The Big Apple’s effort to take a bite out of obesity by adding calorie counts to fast-food menus has paid off — but only for  about one in six customers, new research shows.

Customers who looked at the calorie counts typically ordered about 100 fewer calories than those who didn’t, according to the study, which was published in the British medical journal BMJ.

But, as USA Today reports, the study found that the other customers ignored or didn’t notice the calorie numbers and ordered whatever they wanted.

Still, New York City health officials who worked on the study said the results showed that the 2008 law mandating the calorie counts is effective not only in encouraging people to order less fattening food, but in getting restaurants to add healthier choices to their menus.

“Calorie labeling alone won’t cure the obesity epidemic but it is one part of trying to address it,” said Dr.
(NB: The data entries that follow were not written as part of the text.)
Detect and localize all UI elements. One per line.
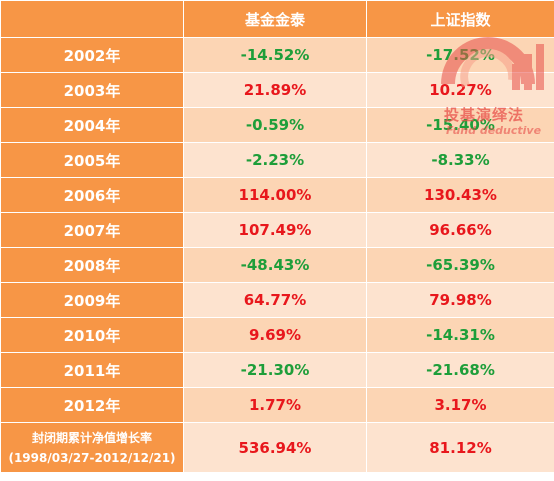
total-row: 封闭期累计净值增长率 (1998/03/27-2012/12/21) 536.9… <box>0 422 554 473</box>
header-row: 基金金泰 上证指数 <box>0 0 554 38</box>
table-row: 2011年 -21.30% -21.68% <box>0 352 554 388</box>
table-row: 2008年 -48.43% -65.39% <box>0 247 554 283</box>
index-return-cell: -14.31% <box>366 317 554 353</box>
fund-return-cell: 1.77% <box>183 387 367 423</box>
fund-return-cell: 114.00% <box>183 177 367 213</box>
header-index: 上证指数 <box>366 0 554 38</box>
header-corner <box>0 0 184 38</box>
fund-return-cell: 107.49% <box>183 212 367 248</box>
fund-return-cell: -14.52% <box>183 37 367 73</box>
table-row: 2010年 9.69% -14.31% <box>0 317 554 353</box>
fund-return-cell: -2.23% <box>183 142 367 178</box>
year-cell: 2002年 <box>0 37 184 73</box>
fund-return-cell: -48.43% <box>183 247 367 283</box>
table-row: 2004年 -0.59% -15.40% <box>0 107 554 143</box>
header-fund: 基金金泰 <box>183 0 367 38</box>
year-cell: 2008年 <box>0 247 184 283</box>
total-label-cell: 封闭期累计净值增长率 (1998/03/27-2012/12/21) <box>0 422 184 473</box>
watermark-text-en: Fund deductive <box>446 124 542 137</box>
index-return-cell: 130.43% <box>366 177 554 213</box>
year-cell: 2012年 <box>0 387 184 423</box>
table-row: 2003年 21.89% 10.27% <box>0 72 554 108</box>
fund-return-cell: 64.77% <box>183 282 367 318</box>
table-row: 2012年 1.77% 3.17% <box>0 387 554 423</box>
watermark-text-cn: 投基演绎法 <box>444 106 525 124</box>
index-return-cell: 3.17% <box>366 387 554 423</box>
total-label-line1: 封闭期累计净值增长率 <box>31 430 152 445</box>
year-cell: 2005年 <box>0 142 184 178</box>
index-return-cell: -8.33% <box>366 142 554 178</box>
fund-return-cell: 21.89% <box>183 72 367 108</box>
index-return-cell: -21.68% <box>366 352 554 388</box>
fund-return-cell: -21.30% <box>183 352 367 388</box>
table-row: 2002年 -14.52% -17.52% <box>0 37 554 73</box>
fund-return-cell: 9.69% <box>183 317 367 353</box>
year-cell: 2010年 <box>0 317 184 353</box>
total-label-line2: (1998/03/27-2012/12/21) <box>8 450 176 465</box>
total-index-cell: 81.12% <box>366 422 554 473</box>
table-row: 2007年 107.49% 96.66% <box>0 212 554 248</box>
index-return-cell: 10.27% <box>366 72 554 108</box>
year-cell: 2003年 <box>0 72 184 108</box>
year-cell: 2009年 <box>0 282 184 318</box>
year-cell: 2007年 <box>0 212 184 248</box>
total-fund-cell: 536.94% <box>183 422 367 473</box>
year-cell: 2006年 <box>0 177 184 213</box>
index-return-cell: -17.52% <box>366 37 554 73</box>
table-row: 2005年 -2.23% -8.33% <box>0 142 554 178</box>
fund-return-cell: -0.59% <box>183 107 367 143</box>
table-row: 2006年 114.00% 130.43% <box>0 177 554 213</box>
year-cell: 2004年 <box>0 107 184 143</box>
table-row: 2009年 64.77% 79.98% <box>0 282 554 318</box>
year-cell: 2011年 <box>0 352 184 388</box>
index-return-cell: -65.39% <box>366 247 554 283</box>
index-return-cell: 79.98% <box>366 282 554 318</box>
index-return-cell: 96.66% <box>366 212 554 248</box>
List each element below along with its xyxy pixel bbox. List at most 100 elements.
Lynn D. Silver, an official with the city’s Department of Health and Mental Hygiene and one of the study’s authors.

New York was the first U.S. municipality to require chain restaurants to post the counts. Starting in 2012, the federal government will require all chains with 20 or more locations to print calorie counts on menus.

About a third of adults in the U.S. are obese, according to the Centers for Disease Control and Prevention.

The New York study compared lunchtime purchases at 11 fast-food chains around New York in 2007 versus those in 2009, after the law was passed. Researchers asked nearly 16,000 customers for their receipts and talked with them about their choices. While there was no clear overall change in calorie intake among restaurant patrons, customers at three chains — McDonald’s, Au Bon Pain and KFC — ordered meals with fewer calories.

Those three chains also introduced healthier menu choices around the same time the law was passed, the study said.

On the other hand, the Subway sandwich shop chain showed a big increase in the average calorie counts of lunch orders, but the study’s authors attributed that to a “$5 foot-long” deal introduced nationally in 2008.

“There is a strong and growing consensus that consumers want to know what they are eating so that they can make informed choices,” the authors wrote.